Actually, the forum software here lines up the initial letters much better! But if you type them in Frustrator, you'll see what I mean. Any recommendations on how to line 'em up better?
ktinkel
03-20-2006, 05:06 PM
I had to type a list today in Illustrator CS2 (Mac). Problem was that a couple of the lines started with a capital T, and the shape of the letter made the line appear to shift to the right (font was TNR 12pt). I'll try to show you what happened here, but it might not come out...
Opening the Cage
The Day of Reckoning
All Together Now
These Aren't Real Titles!
Actually, the forum software here lines up the initial letters much better! But if you type them in Frustrator, you'll see what I mean. Any recommendations on how to line 'em up better?What you’re looking for is optical alignment, and it usually requires that you move the initial characters a bit in or out. Certain letters — especially T, A, V/W, and O (in some typefaces) — will need this.

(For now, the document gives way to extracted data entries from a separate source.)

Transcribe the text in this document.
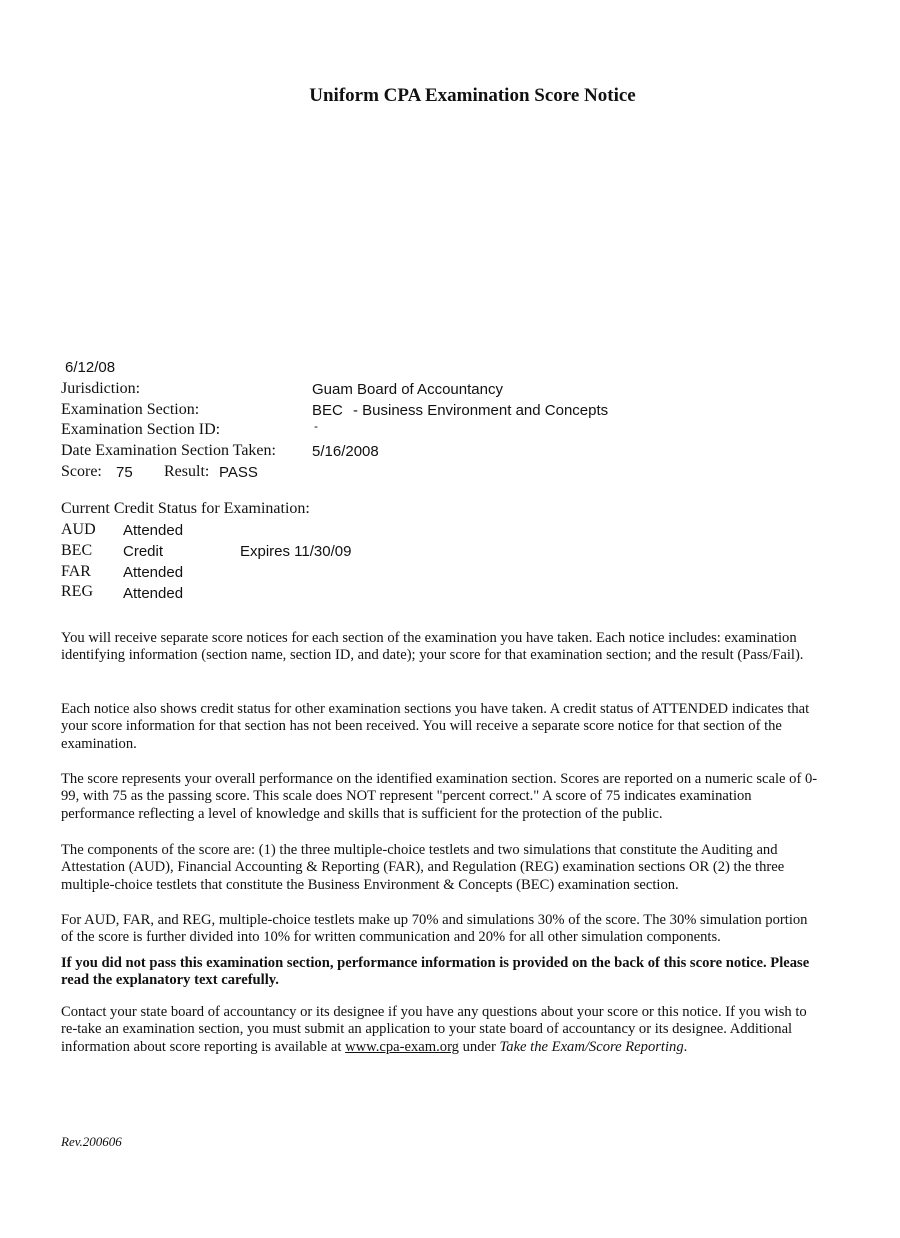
Uniform CPA Examination Score Notice
6/12/08
Jurisdiction:	Guam Board of Accountancy
Examination Section:	BEC - Business Environment and Concepts
Examination Section ID:	-
Date Examination Section Taken: 5/16/2008
Score: 75 Result: PASS
Current Credit Status for Examination:
AUD Attended
BEC Credit	Expires 11/30/09
FAR Attended
REG Attended
You will receive separate score notices for each section of the examination you have taken. Each notice includes: examination identifying information (section name, section ID, and date); your score for that examination section; and the result (Pass/Fail).
Each notice also shows credit status for other examination sections you have taken. A credit status of ATTENDED indicates that your score information for that section has not been received. You will receive a separate score notice for that section of the examination.
The score represents your overall performance on the identified examination section. Scores are reported on a numeric scale of 0-99, with 75 as the passing score. This scale does NOT represent "percent correct." A score of 75 indicates examination performance reflecting a level of knowledge and skills that is sufficient for the protection of the public.
The components of the score are: (1) the three multiple-choice testlets and two simulations that constitute the Auditing and Attestation (AUD), Financial Accounting & Reporting (FAR), and Regulation (REG) examination sections OR (2) the three multiple-choice testlets that constitute the Business Environment & Concepts (BEC) examination section.
For AUD, FAR, and REG, multiple-choice testlets make up 70% and simulations 30% of the score. The 30% simulation portion of the score is further divided into 10% for written communication and 20% for all other simulation components.
If you did not pass this examination section, performance information is provided on the back of this score notice. Please read the explanatory text carefully.
Contact your state board of accountancy or its designee if you have any questions about your score or this notice. If you wish to re-take an examination section, you must submit an application to your state board of accountancy or its designee. Additional information about score reporting is available at www.cpa-exam.org under Take the Exam/Score Reporting.
Rev.200606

Actually, the forum software here lines up the initial letters much better! But if you type them in Frustrator, you'll see what I mean. Any recommendations on how to line 'em up better?
InDesign offers optical alignment. Could you use that? Or, if the result has to be in Illustrator, set the text in InDesign, convert to paths and import.
Robin Springall
03-21-2006, 10:30 AM
Thank you both - optical alignment sounds just the ticket, and I'll play with it in InDesign. Trouble is, I generally find these problems when the client is sitting next to me, we're looking at his masterpiece together, and the PDFs have to get to Hurricane Catarina (my printer) right away, so I generally have precious little time to either fix them or bodge them...
ktinkel
03-21-2006, 12:32 PM
Thank you both - optical alignment sounds just the ticket, and I'll play with it in InDesign. Try InDesign’s optical alignment feature, then try playing with it yourself, by eye (using the kerning controls).
I say that because sometimes ID is wrong on these things. In the end, trust your own good eyes, not the computer.